Liyana turned to James. “I’ll be fine,” she said. “Please stay here.” And without waiting for a response, she ran as best she could into the center of the circle of elephants.
They shuffled backward and forward, their trunks flailing, but Liyana held her hands out, kept her head down, trying to appear submissive and unthreatening. As if she could threaten a creature of this size.
Heat radiated off the animals, baking Liyana’s skin as if she was standing in front of an open oven. This close, splotches of pink and red danced across the elephants’ wrinkled gray skin. Shimmery heat waves blurred their edges.
“Please,” she said. “You don’t need to do this. The world isn’t over. It’s going to go on. We’re all going to go on.” The elephants calmed at her tone, but the temperature still rose. Liyana smelled ozone, and worried that her hair would singe if she didn’t move soon.
Such heat couldn’t be good for her baby, or for Liyana herself. Her head swam, and she feared she’d swoon, that if she fell she’d be caught up in the conflagration when the elephants set themselves alight. “Don’t,” she whispered. “Don’t go.” Her eyelids fluttered.
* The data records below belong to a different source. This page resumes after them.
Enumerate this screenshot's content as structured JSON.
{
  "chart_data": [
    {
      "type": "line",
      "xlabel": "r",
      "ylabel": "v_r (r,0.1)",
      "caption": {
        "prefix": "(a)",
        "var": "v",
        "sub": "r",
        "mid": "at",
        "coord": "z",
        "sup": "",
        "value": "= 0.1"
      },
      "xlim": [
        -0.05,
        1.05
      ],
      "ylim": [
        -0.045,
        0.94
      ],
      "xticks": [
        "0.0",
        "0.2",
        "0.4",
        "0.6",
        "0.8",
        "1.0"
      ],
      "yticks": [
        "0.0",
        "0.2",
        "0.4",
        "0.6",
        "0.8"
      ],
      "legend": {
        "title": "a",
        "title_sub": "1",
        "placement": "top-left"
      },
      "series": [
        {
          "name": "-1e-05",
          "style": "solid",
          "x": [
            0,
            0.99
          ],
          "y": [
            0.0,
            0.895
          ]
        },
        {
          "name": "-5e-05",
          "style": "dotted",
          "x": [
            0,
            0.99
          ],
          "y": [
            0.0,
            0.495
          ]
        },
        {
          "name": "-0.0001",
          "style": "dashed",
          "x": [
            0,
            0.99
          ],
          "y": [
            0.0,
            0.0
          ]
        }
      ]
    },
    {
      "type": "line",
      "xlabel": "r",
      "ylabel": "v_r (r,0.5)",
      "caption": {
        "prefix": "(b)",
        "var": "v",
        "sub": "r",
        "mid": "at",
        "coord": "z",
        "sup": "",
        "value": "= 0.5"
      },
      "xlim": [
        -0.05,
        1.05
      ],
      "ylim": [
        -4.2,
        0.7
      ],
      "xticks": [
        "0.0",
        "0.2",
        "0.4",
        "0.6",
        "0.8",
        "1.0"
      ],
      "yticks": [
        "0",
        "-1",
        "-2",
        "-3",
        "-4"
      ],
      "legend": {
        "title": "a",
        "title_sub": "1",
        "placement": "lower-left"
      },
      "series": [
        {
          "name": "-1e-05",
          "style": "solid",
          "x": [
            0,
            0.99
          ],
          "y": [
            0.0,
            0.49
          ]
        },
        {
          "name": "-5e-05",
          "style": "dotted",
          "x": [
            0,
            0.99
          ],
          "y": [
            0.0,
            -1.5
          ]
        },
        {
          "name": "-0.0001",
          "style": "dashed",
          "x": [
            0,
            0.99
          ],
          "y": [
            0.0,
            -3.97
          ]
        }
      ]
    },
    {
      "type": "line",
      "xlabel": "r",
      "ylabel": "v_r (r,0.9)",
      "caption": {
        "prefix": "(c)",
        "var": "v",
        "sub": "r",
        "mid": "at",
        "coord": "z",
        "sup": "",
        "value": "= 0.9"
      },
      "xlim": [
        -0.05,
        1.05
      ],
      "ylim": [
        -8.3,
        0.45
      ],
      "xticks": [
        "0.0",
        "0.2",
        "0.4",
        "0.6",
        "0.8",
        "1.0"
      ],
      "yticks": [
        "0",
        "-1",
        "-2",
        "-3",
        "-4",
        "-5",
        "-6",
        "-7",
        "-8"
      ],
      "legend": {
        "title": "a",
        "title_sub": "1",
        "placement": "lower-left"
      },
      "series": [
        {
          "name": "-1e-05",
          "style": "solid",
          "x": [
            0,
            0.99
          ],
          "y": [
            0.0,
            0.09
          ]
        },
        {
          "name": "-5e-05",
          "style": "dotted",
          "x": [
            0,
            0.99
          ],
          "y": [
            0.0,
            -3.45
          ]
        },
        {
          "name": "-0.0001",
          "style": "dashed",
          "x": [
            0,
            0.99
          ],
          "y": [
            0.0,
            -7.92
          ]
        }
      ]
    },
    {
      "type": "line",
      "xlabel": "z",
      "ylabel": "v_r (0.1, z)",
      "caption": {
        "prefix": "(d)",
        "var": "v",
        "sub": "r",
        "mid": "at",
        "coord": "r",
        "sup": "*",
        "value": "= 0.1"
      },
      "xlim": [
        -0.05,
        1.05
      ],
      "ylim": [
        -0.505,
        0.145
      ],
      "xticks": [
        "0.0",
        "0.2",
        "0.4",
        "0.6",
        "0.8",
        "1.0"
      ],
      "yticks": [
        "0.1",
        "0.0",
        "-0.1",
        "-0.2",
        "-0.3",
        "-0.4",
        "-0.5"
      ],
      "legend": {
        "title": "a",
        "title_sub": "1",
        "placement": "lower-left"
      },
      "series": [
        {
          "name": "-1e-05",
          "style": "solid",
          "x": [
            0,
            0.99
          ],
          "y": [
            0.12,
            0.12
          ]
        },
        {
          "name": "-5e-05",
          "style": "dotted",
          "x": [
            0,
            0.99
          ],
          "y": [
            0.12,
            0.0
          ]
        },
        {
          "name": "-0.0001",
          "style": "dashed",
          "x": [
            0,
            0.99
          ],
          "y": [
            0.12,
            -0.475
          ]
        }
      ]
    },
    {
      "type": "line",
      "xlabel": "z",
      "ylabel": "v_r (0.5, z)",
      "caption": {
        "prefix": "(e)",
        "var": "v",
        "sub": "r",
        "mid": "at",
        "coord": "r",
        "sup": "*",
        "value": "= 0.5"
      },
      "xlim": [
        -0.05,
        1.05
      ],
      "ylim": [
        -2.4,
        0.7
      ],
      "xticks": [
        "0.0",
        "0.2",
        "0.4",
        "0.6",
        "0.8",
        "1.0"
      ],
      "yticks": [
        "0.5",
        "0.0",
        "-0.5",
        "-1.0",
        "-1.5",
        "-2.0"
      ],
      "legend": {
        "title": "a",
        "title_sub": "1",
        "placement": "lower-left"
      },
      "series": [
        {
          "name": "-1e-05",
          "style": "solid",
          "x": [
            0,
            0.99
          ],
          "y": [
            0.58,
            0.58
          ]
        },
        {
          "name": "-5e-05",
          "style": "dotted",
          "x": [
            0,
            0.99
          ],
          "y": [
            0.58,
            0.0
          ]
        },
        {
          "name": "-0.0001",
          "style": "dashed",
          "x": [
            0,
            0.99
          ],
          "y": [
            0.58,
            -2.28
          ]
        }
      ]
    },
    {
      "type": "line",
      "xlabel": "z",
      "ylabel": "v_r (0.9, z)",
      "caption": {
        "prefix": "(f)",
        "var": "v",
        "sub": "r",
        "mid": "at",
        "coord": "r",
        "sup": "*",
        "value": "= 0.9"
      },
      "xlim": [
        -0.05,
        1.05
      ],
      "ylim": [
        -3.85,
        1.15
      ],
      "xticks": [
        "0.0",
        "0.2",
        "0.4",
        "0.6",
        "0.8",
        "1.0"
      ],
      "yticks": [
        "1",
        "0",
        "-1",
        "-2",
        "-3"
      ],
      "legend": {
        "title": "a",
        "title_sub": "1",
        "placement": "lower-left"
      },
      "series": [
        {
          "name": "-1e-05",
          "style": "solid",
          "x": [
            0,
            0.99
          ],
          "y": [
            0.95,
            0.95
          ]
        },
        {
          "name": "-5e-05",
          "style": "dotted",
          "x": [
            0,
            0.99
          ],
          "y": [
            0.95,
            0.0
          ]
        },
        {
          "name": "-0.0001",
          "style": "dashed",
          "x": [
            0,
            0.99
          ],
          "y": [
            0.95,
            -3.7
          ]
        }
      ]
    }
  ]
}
They shot back open when she felt the air cool and something warm press against her distended stomach, and she found herself staring into the face of the matriarch, the elephant’s massive ears flapping slightly, fanning the sweat from Liyana’s forehead. It was the closest she’d ever been to an elephant in all her years studying them. Both before and after the destruction of the world, she’d always been at a distance. The matriarch’s eyes gleamed with deep intelligence and curiosity. She probed again with her trunk, then used it to lift the hem of Liyana’s shirt. Liyana removed it the rest of the way. Around her, the other elephants pressed closer, their bodies cooling, but still giving off residual warmth. She imagined herself in a cocoon of elephant hide, and laughed.
The matriarch lightly pressed her trunk against Liyana’s belly and the other elephants joined her. As if sensing them, the baby inside her kicked once, then again and again and again, a rapid tattoo like she was happily stomping her feet, dancing to some inaudible music.
An array of calls sounded from the elephants around her, high and low, a rippling melody that thrummed through her whole body. Trumpeting sounded in the distance, the more distant members of the clan joining in. They sang to her baby for what felt like ages, before they suddenly stopped, turned, and exited the clearing, the matriarch the last to go, her trunk lingering on Liyana’s stomach for a long moment before she, too, left, pausing to turn back only once, catching Liyana’s eye as she stood frozen to the spot in the middle of the ashes. The matriarch blinked slowly, then walked away.
In an instant, James was at her side as Liyana sagged into the ashes of the dead elephants, breath hitching in a combination of laughter and relief. She still wasn’t sure what she’d done, but she believed she’d made a promise to the elephants. She prayed she could keep it.
• • • •
After the screaming and the unimaginable pain and the gritted teeth, the contractions and pushing, a little girl fell into the world. Crying and slick and sparkling with some unreal internal glow, since nothing in this world could be the same as it had once been. But Liyana held her daughter, and cried unabashed tears of joy. This was her girl. She was alive and in the world, however warped that world had become. She was human. She was magic.